The inhibitor-of-apoptosis protein survivin, encoded by BIRC5, regulates apoptosis, cell division and proliferation. Several survivin splice variants have been described however, the prognostic significance of their expression has not been well defined in pediatric acute myeloid leukemia (AML).

Procedure

Quantitative expression analyses of BIRC5 mRNA (n = 306) and survivin transcript splice variants (n = 90) were performed on diagnostic bone marrow samples from children with de novo AML treated on the clinical trials CCG-2961 and AAML03P1, then correlated with disease characteristics and clinical outcome.

Results

Total BIRC5 expression did not correlate with clinical outcome.
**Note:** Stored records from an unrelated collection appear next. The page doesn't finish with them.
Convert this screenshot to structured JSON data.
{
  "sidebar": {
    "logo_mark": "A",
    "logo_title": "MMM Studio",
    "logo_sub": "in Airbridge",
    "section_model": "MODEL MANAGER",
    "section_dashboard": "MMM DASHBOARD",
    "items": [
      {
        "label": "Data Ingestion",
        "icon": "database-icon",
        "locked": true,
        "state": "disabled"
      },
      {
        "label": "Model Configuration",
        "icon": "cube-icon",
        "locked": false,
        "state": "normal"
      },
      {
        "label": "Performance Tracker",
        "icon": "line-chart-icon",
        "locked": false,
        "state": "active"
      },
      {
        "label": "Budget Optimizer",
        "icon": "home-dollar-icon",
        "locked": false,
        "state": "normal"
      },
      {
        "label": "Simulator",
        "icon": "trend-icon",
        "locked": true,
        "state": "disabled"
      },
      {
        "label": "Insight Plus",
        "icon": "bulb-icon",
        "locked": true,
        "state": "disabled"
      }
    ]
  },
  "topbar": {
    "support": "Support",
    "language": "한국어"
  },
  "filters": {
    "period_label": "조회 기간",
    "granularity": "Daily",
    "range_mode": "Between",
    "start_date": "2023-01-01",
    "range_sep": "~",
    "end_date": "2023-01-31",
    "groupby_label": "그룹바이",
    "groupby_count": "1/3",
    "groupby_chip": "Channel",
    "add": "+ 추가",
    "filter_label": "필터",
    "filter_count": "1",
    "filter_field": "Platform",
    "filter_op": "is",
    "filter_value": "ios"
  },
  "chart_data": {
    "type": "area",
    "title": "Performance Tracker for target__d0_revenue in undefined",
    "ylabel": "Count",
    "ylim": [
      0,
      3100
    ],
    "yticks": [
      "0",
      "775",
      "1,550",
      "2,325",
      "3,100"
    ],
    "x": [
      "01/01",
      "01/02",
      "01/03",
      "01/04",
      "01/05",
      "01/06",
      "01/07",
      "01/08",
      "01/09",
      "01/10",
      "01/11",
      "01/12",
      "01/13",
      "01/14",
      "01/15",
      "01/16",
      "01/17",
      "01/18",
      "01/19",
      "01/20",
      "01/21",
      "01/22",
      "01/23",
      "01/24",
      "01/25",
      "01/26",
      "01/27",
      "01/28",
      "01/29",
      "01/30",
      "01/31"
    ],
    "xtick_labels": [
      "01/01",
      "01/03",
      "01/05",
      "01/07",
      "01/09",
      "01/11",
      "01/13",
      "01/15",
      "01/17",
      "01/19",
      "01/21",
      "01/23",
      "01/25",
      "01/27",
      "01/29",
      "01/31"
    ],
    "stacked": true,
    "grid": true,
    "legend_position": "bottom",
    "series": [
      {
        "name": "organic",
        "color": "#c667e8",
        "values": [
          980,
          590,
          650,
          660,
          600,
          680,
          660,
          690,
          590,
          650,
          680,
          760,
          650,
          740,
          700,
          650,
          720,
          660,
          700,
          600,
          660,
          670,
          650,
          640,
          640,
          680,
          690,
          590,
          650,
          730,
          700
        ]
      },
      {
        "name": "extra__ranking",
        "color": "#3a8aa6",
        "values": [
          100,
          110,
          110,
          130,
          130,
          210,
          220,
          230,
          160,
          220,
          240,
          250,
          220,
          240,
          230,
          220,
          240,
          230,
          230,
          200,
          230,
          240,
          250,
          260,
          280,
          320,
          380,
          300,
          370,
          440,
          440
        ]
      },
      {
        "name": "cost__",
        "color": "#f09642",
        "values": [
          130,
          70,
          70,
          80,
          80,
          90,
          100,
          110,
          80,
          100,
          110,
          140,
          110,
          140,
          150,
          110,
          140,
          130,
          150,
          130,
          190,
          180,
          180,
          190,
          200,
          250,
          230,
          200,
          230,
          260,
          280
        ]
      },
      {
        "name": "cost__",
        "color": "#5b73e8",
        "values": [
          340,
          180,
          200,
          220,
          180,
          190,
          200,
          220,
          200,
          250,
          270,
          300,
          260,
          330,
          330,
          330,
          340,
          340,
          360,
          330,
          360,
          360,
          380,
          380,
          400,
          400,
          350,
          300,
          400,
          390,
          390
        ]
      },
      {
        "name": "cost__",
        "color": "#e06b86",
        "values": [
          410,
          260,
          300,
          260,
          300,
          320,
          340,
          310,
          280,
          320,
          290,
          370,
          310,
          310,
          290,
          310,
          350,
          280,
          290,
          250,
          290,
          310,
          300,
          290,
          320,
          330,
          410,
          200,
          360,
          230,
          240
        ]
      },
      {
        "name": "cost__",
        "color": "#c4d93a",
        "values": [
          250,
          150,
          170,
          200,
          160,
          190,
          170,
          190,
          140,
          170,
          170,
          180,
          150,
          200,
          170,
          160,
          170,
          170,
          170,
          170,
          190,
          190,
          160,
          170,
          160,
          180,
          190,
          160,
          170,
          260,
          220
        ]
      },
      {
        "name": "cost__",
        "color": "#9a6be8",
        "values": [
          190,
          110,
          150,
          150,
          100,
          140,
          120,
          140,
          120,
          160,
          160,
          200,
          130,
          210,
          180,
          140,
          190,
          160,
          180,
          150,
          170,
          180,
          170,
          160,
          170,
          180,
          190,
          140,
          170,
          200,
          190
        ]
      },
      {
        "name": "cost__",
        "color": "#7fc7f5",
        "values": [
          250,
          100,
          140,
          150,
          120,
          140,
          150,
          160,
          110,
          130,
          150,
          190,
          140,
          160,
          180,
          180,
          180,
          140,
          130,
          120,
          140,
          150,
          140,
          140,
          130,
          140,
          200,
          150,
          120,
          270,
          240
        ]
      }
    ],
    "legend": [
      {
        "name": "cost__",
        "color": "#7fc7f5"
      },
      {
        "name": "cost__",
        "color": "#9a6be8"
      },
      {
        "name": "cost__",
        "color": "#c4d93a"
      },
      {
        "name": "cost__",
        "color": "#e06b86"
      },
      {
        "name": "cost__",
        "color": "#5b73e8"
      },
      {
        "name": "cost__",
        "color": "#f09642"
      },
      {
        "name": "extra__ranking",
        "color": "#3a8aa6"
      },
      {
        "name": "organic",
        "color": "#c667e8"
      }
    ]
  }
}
Fragment length analysis and sequencing of the entire BIRC5 transcript demonstrated three splice variants. The most prominent product, wild-type survivin, was expressed in all samples tested. Two minor transcripts were present in 90 patients treated on CCG-2961; survivin-2B and a novel variant, survivin-ΔEx2, characterized by deletion of BIRC5 exon II. A high 2B/ΔEx2 expression ratio (≥1) correlated with increased diagnostic WBC count, monocytic phenotype, +8 cytogenetics, lower complete remission (45% [n = 10] vs. 88% [n = 59], P < 0.001) and higher induction failure rates (23% [n = 5] vs. 3% [n = 2], P = 0.009). Consistent with this poor induction response, patients with a 2B/ΔEx2 ratio ≥1 had inferior 5-year survival rates (OS 36% vs. 60%, P = 0.011; EFS 23% vs. 53% at 5 years, P = 0.001) and appear to have increased relapse risk (P = 0.056). Subset analyses suggest that relative over-expression of 2B, rather than under-expression of ΔEx2 determines clinical response.

Conclusions

High survivin-2B/ΔEx2 ratios are associated with refractory disease and inferior survival in childhood AML. Survivin splice variant expression warrants prospective evaluation in clinical trials. Pediatr Blood Cancer 2014;61:647–652. © 2013 Wiley Periodicals, Inc.